The most exposed birth cohort, conceived at the height of the famine, showed a twofold and statistically significant increase in the risk for schizophrenia (relative risk [RR] = 2.0; 95% confidence interval [CI] = 1.2 to 3.4; P < .01) in both men (RR = 1.9; 95% CI = 1.0 to 3.7; P = .05) and women (RR = 2.2; 95% CI = 1.0 to 4.7; P = .04). Among all birth cohorts of 1944 through 1946, the risk for schizophrenia clearly peaked in this exposed cohort.

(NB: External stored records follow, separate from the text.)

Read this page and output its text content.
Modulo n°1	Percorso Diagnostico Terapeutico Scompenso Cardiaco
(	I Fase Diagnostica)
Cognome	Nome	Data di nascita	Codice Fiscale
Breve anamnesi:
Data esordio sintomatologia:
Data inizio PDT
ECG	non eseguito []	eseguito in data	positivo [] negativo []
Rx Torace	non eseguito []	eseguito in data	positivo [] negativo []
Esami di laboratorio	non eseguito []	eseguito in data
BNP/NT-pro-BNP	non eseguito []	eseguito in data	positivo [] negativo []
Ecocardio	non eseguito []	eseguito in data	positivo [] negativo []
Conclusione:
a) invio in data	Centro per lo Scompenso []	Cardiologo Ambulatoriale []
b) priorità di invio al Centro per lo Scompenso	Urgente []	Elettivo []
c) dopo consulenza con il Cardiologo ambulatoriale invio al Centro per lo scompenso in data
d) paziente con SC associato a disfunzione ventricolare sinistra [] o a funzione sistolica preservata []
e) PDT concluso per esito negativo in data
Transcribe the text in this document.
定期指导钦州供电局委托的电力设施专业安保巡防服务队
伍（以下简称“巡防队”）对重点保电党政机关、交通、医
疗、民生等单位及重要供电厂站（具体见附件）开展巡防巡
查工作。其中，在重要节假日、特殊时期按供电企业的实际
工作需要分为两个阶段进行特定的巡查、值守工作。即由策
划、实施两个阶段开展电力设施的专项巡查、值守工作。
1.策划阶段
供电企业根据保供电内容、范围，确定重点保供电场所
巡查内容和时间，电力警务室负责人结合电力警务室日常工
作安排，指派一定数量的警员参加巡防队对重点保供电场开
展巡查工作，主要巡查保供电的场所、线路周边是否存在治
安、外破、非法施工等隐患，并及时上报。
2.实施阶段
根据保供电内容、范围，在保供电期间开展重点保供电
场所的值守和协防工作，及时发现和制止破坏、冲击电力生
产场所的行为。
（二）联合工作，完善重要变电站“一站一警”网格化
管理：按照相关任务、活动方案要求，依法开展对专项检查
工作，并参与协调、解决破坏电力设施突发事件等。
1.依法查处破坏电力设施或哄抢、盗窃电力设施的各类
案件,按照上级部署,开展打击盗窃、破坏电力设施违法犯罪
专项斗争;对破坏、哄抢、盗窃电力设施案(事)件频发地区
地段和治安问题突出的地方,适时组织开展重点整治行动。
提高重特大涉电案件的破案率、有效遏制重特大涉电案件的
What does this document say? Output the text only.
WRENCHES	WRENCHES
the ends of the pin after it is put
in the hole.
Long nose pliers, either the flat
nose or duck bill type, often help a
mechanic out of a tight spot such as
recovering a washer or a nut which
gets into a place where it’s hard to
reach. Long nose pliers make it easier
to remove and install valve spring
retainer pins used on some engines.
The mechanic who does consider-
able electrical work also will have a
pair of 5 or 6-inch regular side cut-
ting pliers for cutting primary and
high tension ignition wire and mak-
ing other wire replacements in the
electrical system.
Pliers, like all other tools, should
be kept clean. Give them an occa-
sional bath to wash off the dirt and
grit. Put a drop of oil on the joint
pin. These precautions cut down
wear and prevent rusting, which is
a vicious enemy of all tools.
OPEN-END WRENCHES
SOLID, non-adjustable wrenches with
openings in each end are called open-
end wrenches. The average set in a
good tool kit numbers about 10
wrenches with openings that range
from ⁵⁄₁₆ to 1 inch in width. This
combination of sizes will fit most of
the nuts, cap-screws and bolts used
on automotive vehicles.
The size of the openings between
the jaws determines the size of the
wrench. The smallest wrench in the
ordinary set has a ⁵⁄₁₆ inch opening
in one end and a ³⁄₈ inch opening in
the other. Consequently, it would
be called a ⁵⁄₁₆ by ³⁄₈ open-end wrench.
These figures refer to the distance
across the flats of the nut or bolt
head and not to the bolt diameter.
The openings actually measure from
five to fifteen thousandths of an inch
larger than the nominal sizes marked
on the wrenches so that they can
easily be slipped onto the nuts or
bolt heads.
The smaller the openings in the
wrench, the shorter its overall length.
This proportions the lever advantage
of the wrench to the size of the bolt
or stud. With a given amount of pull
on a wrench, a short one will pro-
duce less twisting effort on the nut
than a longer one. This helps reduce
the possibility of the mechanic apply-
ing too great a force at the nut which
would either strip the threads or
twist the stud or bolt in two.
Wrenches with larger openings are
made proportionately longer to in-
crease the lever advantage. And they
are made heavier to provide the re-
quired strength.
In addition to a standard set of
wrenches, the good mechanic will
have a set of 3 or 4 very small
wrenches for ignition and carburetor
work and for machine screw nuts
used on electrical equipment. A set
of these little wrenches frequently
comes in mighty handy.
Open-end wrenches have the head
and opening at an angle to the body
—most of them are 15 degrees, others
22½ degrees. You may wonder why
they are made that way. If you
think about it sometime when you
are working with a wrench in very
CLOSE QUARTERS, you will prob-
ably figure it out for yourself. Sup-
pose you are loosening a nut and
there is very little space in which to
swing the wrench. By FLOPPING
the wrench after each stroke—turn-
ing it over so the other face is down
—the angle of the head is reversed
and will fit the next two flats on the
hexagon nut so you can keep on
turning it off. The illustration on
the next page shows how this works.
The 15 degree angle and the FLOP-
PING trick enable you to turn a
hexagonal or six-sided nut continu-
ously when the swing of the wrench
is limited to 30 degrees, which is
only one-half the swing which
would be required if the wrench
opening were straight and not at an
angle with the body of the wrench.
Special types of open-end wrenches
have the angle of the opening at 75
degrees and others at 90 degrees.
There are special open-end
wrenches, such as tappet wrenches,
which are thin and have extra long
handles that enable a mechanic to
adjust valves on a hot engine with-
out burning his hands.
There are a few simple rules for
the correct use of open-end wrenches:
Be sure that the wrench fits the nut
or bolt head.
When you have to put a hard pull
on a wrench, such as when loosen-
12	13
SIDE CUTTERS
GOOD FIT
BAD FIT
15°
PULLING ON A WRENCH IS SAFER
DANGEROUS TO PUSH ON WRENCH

Prenatal nutritional deficiency may play a role in the origin of some cases of schizophrenia.
一项早期研究的提示性结果表明,产前营养缺乏是精神分裂症的一个决定因素,这促使我们使用关于暴露因素和结局的更精确数据对该假设进行第二次检验。
在1944年至1946年出生于荷兰西部城市的人群中,我们比较了在妊娠早期暴露于1944/1945年荷兰饥荒冬季和未暴露人群中患精神分裂症的风险。通过国家精神病学登记处确定暴露和未暴露出生队列中24至48岁精神分裂症住院患者的频率。
在饥荒最严重时受孕的暴露程度最高的出生队列中,男性(相对风险[RR]=1.9;95%置信区间[CI]=1.0至3.7;P=0.05)和女性(RR=2.2;95%CI=1.0至4.7;P=0.04)患精神分裂症的风险均增加了两倍,且具有统计学意义(RR=2.0;95%CI=1.2至3.4;P<0.01)。在1944年至1946年的所有出生队列中,精神分裂症的风险在这个暴露队列中明显达到峰值。
产前营养缺乏可能在某些精神分裂症病例的发病中起作用。